Some 100 years later, another president was in serious political trouble. Maybe Democratic strategists remembered the log cabin campaign as they desperately fished for ideas to save Harry Truman’s floundering presidency. Because his reelection prospects were pegged somewhere between slim to none.

He had inherited the job when Franklin Roosevelt died. With the Cold War raging in Europe and countless headaches at home as the U.S. made the painful transition from wartime back to a peacetime economy, it seemed everyone was mad about something. And they all dumped their anger at Truman’s feet.

When the 1948 election rolled around, Truman’s Democratic Party fractured. The left didn’t think he was liberal enough and deserted to support former Vice President Henry Wallace’s Progressives. The right thought he was too liberal and went over to South Carolina Gov. Strom Thurmond’s Dixiecrats. On top of all that, New York’s popular Republican Gov. Tom Dewey was circling the White House the way sharks circle a sinking ship.

Desperate times call for desperate measures, they say. With almost no money and little left to lose, Truman famously campaigned by train from one end of the country to another. Too broke to rent big city auditoriums, he spoke from the back of a railroad car at dozens upon dozens of small towns from one end of the country to the other in his famous “Whistlestop Campaign.”

But the Democrats also did something else that, although equally revolutionary, is seldom remembered today.

They issued a campaign comic book.

No, seriously, they did.

America was experiencing what collectors now call the Golden Age of Comics just then.
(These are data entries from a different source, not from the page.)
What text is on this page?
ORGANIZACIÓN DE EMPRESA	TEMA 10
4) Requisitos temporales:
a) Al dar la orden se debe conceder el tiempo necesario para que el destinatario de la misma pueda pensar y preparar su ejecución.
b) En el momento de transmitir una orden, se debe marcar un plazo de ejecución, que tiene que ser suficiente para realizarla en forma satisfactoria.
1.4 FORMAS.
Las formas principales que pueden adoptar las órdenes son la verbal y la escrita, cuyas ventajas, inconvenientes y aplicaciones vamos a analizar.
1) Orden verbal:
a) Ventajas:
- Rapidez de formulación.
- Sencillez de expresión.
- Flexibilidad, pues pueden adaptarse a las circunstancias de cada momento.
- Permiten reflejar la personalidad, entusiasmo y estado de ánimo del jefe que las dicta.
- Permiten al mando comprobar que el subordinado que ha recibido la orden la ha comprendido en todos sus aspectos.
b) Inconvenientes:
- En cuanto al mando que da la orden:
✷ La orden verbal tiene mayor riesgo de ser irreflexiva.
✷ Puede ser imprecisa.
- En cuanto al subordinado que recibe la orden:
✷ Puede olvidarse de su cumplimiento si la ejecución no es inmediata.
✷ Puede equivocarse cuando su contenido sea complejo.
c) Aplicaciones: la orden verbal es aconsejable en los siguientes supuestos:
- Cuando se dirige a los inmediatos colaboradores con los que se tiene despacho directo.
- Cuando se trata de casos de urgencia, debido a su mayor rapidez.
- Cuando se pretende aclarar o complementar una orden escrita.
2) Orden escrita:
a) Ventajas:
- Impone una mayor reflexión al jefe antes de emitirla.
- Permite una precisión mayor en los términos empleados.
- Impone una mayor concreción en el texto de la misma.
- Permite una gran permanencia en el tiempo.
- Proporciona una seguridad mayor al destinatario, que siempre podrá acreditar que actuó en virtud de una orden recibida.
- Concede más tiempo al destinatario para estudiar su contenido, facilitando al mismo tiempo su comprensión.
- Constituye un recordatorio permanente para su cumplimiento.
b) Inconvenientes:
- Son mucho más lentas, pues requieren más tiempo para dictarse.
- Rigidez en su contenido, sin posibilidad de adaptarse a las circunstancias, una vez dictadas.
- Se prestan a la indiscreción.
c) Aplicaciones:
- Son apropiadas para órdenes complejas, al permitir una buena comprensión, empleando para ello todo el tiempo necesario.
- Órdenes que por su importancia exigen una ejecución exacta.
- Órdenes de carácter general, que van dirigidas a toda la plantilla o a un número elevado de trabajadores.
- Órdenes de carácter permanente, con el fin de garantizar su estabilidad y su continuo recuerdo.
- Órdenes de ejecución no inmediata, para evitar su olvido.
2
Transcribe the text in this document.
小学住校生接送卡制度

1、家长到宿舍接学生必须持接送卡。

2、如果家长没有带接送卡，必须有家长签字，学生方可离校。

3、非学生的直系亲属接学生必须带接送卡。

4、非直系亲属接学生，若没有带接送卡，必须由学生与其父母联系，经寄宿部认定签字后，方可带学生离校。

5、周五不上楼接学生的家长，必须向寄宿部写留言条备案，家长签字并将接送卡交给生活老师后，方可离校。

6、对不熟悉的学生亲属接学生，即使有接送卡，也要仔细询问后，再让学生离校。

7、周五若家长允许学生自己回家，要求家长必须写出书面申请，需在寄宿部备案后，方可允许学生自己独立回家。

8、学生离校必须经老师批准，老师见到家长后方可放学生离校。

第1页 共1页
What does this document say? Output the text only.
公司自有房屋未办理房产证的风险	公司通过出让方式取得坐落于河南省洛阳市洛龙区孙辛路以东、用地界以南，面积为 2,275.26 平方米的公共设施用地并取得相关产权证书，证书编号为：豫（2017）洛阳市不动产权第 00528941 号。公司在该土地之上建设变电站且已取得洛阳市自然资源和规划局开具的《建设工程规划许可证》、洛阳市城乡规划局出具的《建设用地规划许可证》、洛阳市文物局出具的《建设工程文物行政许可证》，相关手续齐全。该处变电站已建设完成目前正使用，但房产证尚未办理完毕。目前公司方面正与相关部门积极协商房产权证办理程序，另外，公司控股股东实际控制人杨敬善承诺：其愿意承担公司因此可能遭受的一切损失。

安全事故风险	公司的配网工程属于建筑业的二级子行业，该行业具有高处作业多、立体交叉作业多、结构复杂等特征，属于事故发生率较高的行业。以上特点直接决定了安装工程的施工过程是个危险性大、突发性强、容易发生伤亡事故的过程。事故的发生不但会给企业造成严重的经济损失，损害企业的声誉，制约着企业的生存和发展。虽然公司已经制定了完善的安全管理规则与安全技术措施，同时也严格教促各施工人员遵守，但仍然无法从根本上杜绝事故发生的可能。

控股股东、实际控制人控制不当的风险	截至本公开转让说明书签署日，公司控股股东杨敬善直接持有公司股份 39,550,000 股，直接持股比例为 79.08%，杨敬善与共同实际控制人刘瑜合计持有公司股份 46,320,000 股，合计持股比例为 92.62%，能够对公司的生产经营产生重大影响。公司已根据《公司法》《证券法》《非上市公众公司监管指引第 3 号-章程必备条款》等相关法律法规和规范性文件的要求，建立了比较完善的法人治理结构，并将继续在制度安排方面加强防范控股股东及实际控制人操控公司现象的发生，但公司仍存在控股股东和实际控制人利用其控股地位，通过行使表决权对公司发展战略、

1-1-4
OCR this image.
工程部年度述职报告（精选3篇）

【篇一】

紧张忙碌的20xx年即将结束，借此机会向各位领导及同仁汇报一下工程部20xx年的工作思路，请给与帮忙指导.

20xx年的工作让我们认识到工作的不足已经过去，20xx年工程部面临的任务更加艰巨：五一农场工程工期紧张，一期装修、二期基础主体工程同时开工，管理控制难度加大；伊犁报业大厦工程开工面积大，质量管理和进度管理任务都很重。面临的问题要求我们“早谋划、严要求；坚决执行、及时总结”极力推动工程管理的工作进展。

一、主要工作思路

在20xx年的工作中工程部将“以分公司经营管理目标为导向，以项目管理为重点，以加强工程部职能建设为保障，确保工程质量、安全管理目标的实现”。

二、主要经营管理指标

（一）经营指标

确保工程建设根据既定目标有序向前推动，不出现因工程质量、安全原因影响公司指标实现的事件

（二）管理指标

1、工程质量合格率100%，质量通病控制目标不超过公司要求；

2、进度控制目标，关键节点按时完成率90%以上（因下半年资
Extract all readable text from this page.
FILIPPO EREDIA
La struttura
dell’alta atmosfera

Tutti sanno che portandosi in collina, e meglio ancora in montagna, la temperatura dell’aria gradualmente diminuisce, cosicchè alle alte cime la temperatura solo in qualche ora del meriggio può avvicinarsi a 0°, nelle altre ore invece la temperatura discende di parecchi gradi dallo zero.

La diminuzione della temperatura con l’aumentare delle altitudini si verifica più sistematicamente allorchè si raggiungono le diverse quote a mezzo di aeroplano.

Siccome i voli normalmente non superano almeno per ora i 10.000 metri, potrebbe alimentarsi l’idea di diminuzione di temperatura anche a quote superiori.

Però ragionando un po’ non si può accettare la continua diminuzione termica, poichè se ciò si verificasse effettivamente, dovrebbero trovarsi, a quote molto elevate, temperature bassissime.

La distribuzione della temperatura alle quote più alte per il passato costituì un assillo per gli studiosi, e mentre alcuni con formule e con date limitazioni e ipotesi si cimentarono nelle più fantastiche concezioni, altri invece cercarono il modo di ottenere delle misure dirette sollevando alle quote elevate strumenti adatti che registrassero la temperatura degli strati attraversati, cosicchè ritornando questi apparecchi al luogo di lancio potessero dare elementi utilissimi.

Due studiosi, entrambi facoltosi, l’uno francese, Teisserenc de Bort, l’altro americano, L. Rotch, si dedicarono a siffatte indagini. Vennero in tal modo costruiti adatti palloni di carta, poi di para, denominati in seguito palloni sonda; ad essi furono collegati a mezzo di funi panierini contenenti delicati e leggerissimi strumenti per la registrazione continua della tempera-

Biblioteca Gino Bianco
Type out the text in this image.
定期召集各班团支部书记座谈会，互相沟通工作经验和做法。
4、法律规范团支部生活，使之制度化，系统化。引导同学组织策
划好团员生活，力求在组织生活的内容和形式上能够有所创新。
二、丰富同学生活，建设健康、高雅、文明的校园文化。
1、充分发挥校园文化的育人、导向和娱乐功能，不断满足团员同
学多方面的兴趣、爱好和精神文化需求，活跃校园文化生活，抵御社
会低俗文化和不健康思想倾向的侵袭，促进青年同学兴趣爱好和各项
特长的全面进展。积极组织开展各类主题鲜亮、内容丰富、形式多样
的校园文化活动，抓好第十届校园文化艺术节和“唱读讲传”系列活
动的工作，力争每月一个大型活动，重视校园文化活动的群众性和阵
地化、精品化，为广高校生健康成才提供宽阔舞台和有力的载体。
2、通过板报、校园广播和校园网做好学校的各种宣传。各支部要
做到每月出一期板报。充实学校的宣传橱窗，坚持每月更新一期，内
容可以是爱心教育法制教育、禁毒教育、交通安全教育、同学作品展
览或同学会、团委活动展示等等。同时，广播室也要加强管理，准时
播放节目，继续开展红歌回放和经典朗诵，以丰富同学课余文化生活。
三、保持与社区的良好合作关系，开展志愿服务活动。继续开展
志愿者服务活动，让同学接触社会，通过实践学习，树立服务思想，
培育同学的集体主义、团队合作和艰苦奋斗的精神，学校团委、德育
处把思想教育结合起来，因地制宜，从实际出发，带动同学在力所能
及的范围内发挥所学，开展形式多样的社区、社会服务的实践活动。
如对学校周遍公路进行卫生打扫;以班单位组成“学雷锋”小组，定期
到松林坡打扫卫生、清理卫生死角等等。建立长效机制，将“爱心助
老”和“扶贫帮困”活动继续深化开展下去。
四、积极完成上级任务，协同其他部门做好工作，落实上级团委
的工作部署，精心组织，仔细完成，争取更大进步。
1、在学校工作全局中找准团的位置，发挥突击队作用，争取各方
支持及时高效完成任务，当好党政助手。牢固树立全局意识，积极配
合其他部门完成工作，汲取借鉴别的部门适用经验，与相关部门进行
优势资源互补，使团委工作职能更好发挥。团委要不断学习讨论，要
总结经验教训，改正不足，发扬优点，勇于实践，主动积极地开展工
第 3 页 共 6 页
Comic heroes had joined the war effort during World War II, supporting the Allied cause so exuberantly that one even showed Captain America punching Adolf Hitler in the face. So, the Democratic National Committee tried to harness that appeal in its quest for votes. And it bet big on the idea.

Three million copies of “The Story of Harry S. Truman” were released in October 1948, just as the country’s attention was focusing on the upcoming election. Its 16 brightly-colored pages recounted Harry’s improbable rise from the small, whitewashed house in Lamar, Mo. where he was born in 1884 to his arrival at the White House in 1945.

Although the artwork is credited to M.W. Ater, we don’t know who wrote it. It’s possible the author wanted to keep his name out of sight. Because those 16 pages are filled with such dialogue gems as, “Y’know, that boy Harry sure plows a straight furrow.” “Yep. The straightest in the county!” Here’s another: “Bess, the boys at the Legion meeting tonight were talking about having me run for county judge… as a Democrat!” You get the idea.

Great literature, it wasn’t. But if you think this comic book was intended for children, think again. Remember, the minimum voting age in 1948 was 21. (It wouldn’t be lowered to 18 until 1971.) Nowhere does the comic say, “Hey Kids! Be sure to show this to your mom and dad and tell them to vote for Uncle Harry on November 2!”

This was a direct appeal to everyday Americans who didn’t read The New York Times. Simplistic, yes; but it also talked to them in words they understood with a message that was impossible to miss. Harry Truman, the one-time farmer turned war veteran turned failed small business owner turned local politician, had reached the very top. He knew what their lives were like because he was one of them. And they could always count on him to look out for them.

When the votes were counted that first Tuesday night in November 1948, Harry Truman had pulled off the greatest political comeback of the 20th century. It was close, but a win is a win.

And a now-forgotten funny book printed on cheap pulp paper had quietly helped make it happen.